Results There were a total of 5817 admissions with infection. Infection was associated with significant increases in adjusted admission mortality (rate ratios, 4.8-7.7; standardized rates, 4.6%-11.3%) and long-term mortality (rate ratios, 1.6-2.1; standardized rates, 26.5%-35.1%), depending on CIED type. Importantly, approximately half of the incremental long-term mortality occurred after discharge. The adjusted LOS was significantly longer with infection (length of stay mean ratios, 2.5-4.0; standardized length of stay, 15.5-24.3 days), depending on CIED type. The standardized adjusted incremental and total admission costs with infection were $14 360 to $16 498 and $28 676 to $53 349, respectively, depending on CIED type. The largest incremental cost with infection was intensive care, which accounted for more than 40% of the difference. Adjusted long-term mortality rate and cost ratios with infection were significantly greater for pacemakers than for implantable cardioverter/defibrillators or cardiac resynchronization therapy/defibrillator devices.
Conclusions Infection associated with CIED procedures resulted in substantial incremental admission mortality and long-term mortality that varied with the CIED type and occurred, in part, after discharge. Almost half of the incremental admission cost was for intensive care.
Cardiovascular implantable electronic device (CIED) therapy reduces morbidity and mortality in appropriately selected patients,1,2 but this benefit is thought to be mitigated by complications, including infection.3 Although it is well recognized that the rate of CIED infection is increasing faster than the rate of CIED implantation,4,5 there are limited published data on the risk-adjusted mortality and cost associated with CIED infection or the relationship of these outcomes to different CIED types.
In the present analysis, we sought to define the CIED type–specific risk-adjusted mortality and cost and the cost allocation associated with hospital admissions for CIED generator implantation, replacement, or revision with infection.

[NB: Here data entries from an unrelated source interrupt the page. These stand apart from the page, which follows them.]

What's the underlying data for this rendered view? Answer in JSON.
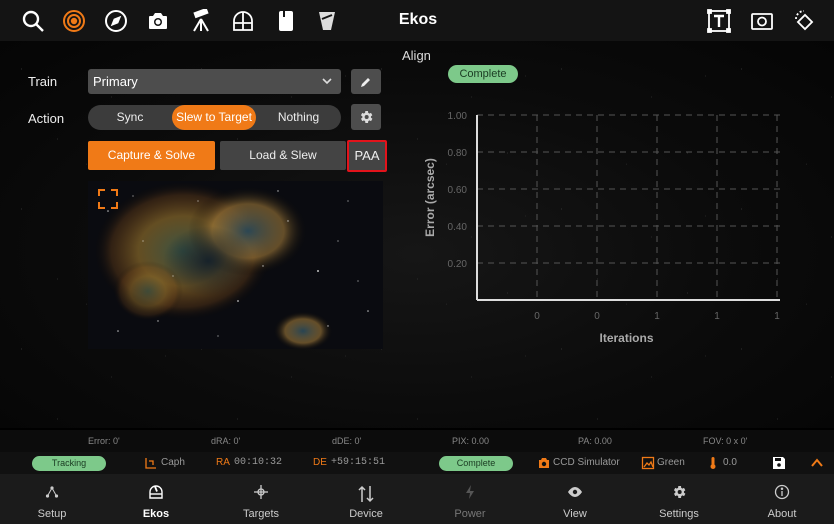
{
  "app": {
    "title": "Ekos"
  },
  "topbar": {
    "left_icons": [
      "search-icon",
      "target-icon",
      "compass-icon",
      "camera-icon",
      "telescope-icon",
      "observatory-icon",
      "scope-cover-icon",
      "focus-filter-icon"
    ],
    "right_icons": [
      "text-recognition-icon",
      "frame-icon",
      "rotate-icon"
    ]
  },
  "align": {
    "title": "Align",
    "status": "Complete",
    "train_label": "Train",
    "train_value": "Primary",
    "action_label": "Action",
    "actions": [
      "Sync",
      "Slew to Target",
      "Nothing"
    ],
    "active_action": "Slew to Target",
    "capture_button": "Capture & Solve",
    "load_button": "Load & Slew",
    "paa_button": "PAA"
  },
  "chart_data": {
    "type": "line",
    "xlabel": "Iterations",
    "ylabel": "Error (arcsec)",
    "x_ticks": [
      "0",
      "0",
      "1",
      "1",
      "1"
    ],
    "y_ticks": [
      "1.00",
      "0.80",
      "0.60",
      "0.40",
      "0.20"
    ],
    "ylim": [
      0,
      1
    ],
    "grid": true,
    "series": []
  },
  "infobar": {
    "error": "Error: 0'",
    "dra": "dRA: 0'",
    "dde": "dDE: 0'",
    "pix": "PIX: 0.00",
    "pa": "PA: 0.00",
    "fov": "FOV: 0 x 0'"
  },
  "statusbar": {
    "mount_status": "Tracking",
    "target_name": "Caph",
    "ra_label": "RA",
    "ra_value": "00:10:32",
    "de_label": "DE",
    "de_value": "+59:15:51",
    "capture_status": "Complete",
    "camera": "CCD Simulator",
    "filter": "Green",
    "temperature": "0.0",
    "colors": {
      "accent": "#f07a17",
      "status_green": "#7dc98a"
    }
  },
  "bottomnav": {
    "items": [
      {
        "label": "Setup",
        "icon": "setup-icon"
      },
      {
        "label": "Ekos",
        "icon": "ekos-icon"
      },
      {
        "label": "Targets",
        "icon": "targets-icon"
      },
      {
        "label": "Device",
        "icon": "device-icon"
      },
      {
        "label": "Power",
        "icon": "power-icon"
      },
      {
        "label": "View",
        "icon": "view-icon"
      },
      {
        "label": "Settings",
        "icon": "settings-icon"
      },
      {
        "label": "About",
        "icon": "about-icon"
      }
    ],
    "active": "Ekos"
  }
}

The study cohort was derived from the 100% Medicare Standard Analytic File Limited Data Set version for inpatient admissions for the 2007 calendar year and consisted of all admissions that included a procedure for CIED generator implantation, replacement, or revision identified using the corresponding International Classification of Diseases, Ninth Revision, Clinical Modification (ICD-9-CM) procedure codes for pacemakers (PMs) (37.80, 37.81, 37.82, 37.83, 37.85, 37.86, and 37.87), implantable cardioverter/defibrillators (ICDs) (37.94, 37.96, and 37.98), cardiac resynchronization therapy devices with defibrillator (CRT-D) (00.51 and 00.54), or cardiac resynchronization therapy devices without defibrillator (CRT-P) (00.50 and 00.53). Admissions that included only electrode implantation, replacement, or revision were not included because most CIED infections are treated with complete system explantation.3,6 Admissions including other major cardiac procedures (eTable 1) were excluded to avoid counting costs for major procedures unrelated to CIED infection.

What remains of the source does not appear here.